6. Automation Trigger Classes (~15-20 definitions)
Purpose: User-defined YAML automations need callbacks
- Files like
sensor/automation.h,climate/automation.h - Implement triggers like
on_value:,on_state: - Cannot be migrated - this is user-facing automation functionality
7. Miscellaneous (~5-10 uses)
- voice_assistant/micro_wake_word: State coordination
- esp32_improv: Provisioning state tracking
- http_request/update: Update status monitoring
- switch/binary_sensor: Cross-component dependencies
- OTA callbacks: OTA state monitoring
Key Insights
What's NOT Using Callbacks Anymore ✅
API Server and WebServer - migrated to Controller Registry
- Before: Each entity had 2 callbacks (API + WebServer) = ~32 bytes overhead
- After: Zero per-entity overhead = saves ~32 bytes per entity
What SHOULD Keep Using Callbacks ✅
All the above categories have legitimate reasons:
- Per-entity configuration: MQTT needs custom topics/QoS per entity
- Entity-to-entity relationships: Copy components, derivative sensors
- Control loop feedback: Climate/cover with external sensors
- User-defined automations: YAML triggers configured by users
- Component dependencies: Components that genuinely depend on other entities
Memory Impact
Per Sensor (ESP32):
- Empty callback infrastructure: ~16 bytes (unique_ptr + empty vector)
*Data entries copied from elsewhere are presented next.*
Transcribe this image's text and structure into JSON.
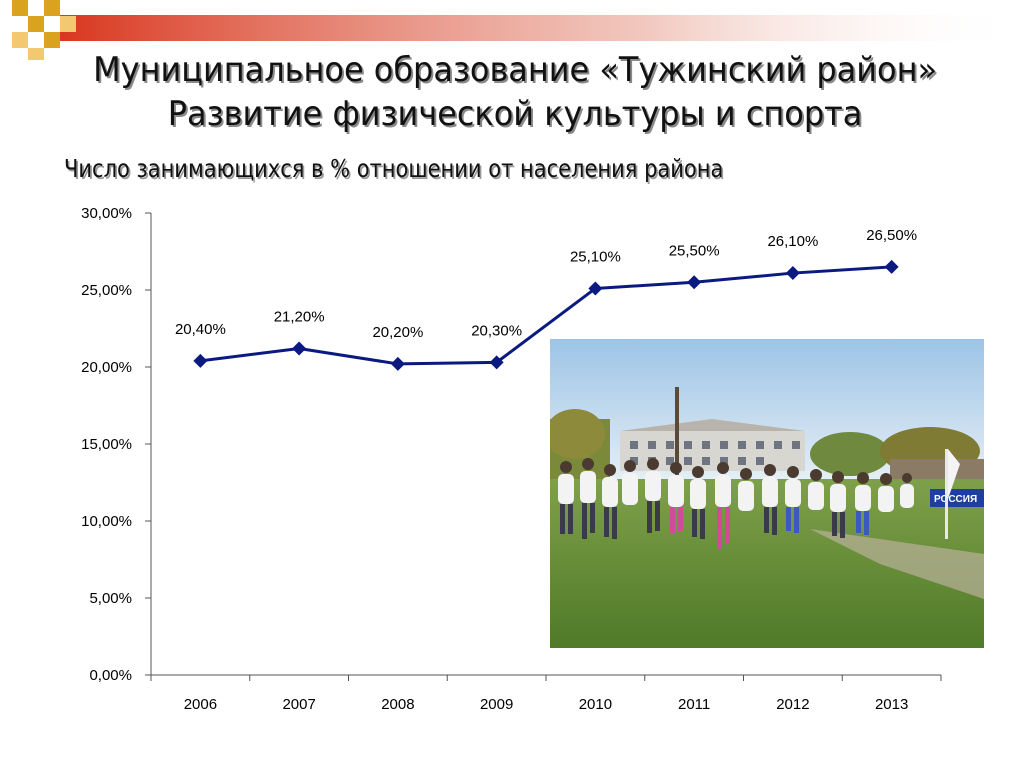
{
  "slide": {
    "title_line1": "Муниципальное образование «Тужинский район»",
    "title_line2": "Развитие физической культуры и спорта",
    "subtitle": "Число занимающихся в % отношении от населения района",
    "accent_color": "#d9371f",
    "square_color": "#d9a21f"
  },
  "photo": {
    "label": "РОССИЯ"
  },
  "chart_data": {
    "type": "line",
    "title": "",
    "xlabel": "",
    "ylabel": "",
    "categories": [
      "2006",
      "2007",
      "2008",
      "2009",
      "2010",
      "2011",
      "2012",
      "2013"
    ],
    "values": [
      20.4,
      21.2,
      20.2,
      20.3,
      25.1,
      25.5,
      26.1,
      26.5
    ],
    "data_labels": [
      "20,40%",
      "21,20%",
      "20,20%",
      "20,30%",
      "25,10%",
      "25,50%",
      "26,10%",
      "26,50%"
    ],
    "ylim": [
      0,
      30
    ],
    "yticks": [
      0,
      5,
      10,
      15,
      20,
      25,
      30
    ],
    "ytick_labels": [
      "0,00%",
      "5,00%",
      "10,00%",
      "15,00%",
      "20,00%",
      "25,00%",
      "30,00%"
    ],
    "grid": false,
    "legend": false,
    "line_color": "#0a1a80"
  }
}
- With one callback (e.g., MQTT): ~32 bytes (16 + std::function)
- With multiple callbacks: ~32 + 16n bytes (where n = additional callbacks)
Typical scenarios:
- Sensor with only API/WebServer: ~16 bytes (no callbacks registered)
- Sensor with MQTT: ~32 bytes (one callback)
- Sensor with MQTT + automation: ~48 bytes (two callbacks)
- Sensor with copy + total_daily_energy + graph: ~64 bytes (three callbacks)
Conclusion
The callback system is still heavily used (~103 occurrences) but for appropriate reasons:
- Components with per-entity state/configuration (MQTT, Copy)
- Sensor processing chains (derivatives, transformations)
- Control loops with external feedback (climate, covers)
- User-defined automations (cannot be removed)
The Controller Registry successfully eliminated wasteful callbacks for stateless global handlers (API/WebServer), saving ~32 bytes per entity for those use cases.
No further callback elimination opportunities exist without fundamentally changing ESPHome's architecture or breaking user-facing features.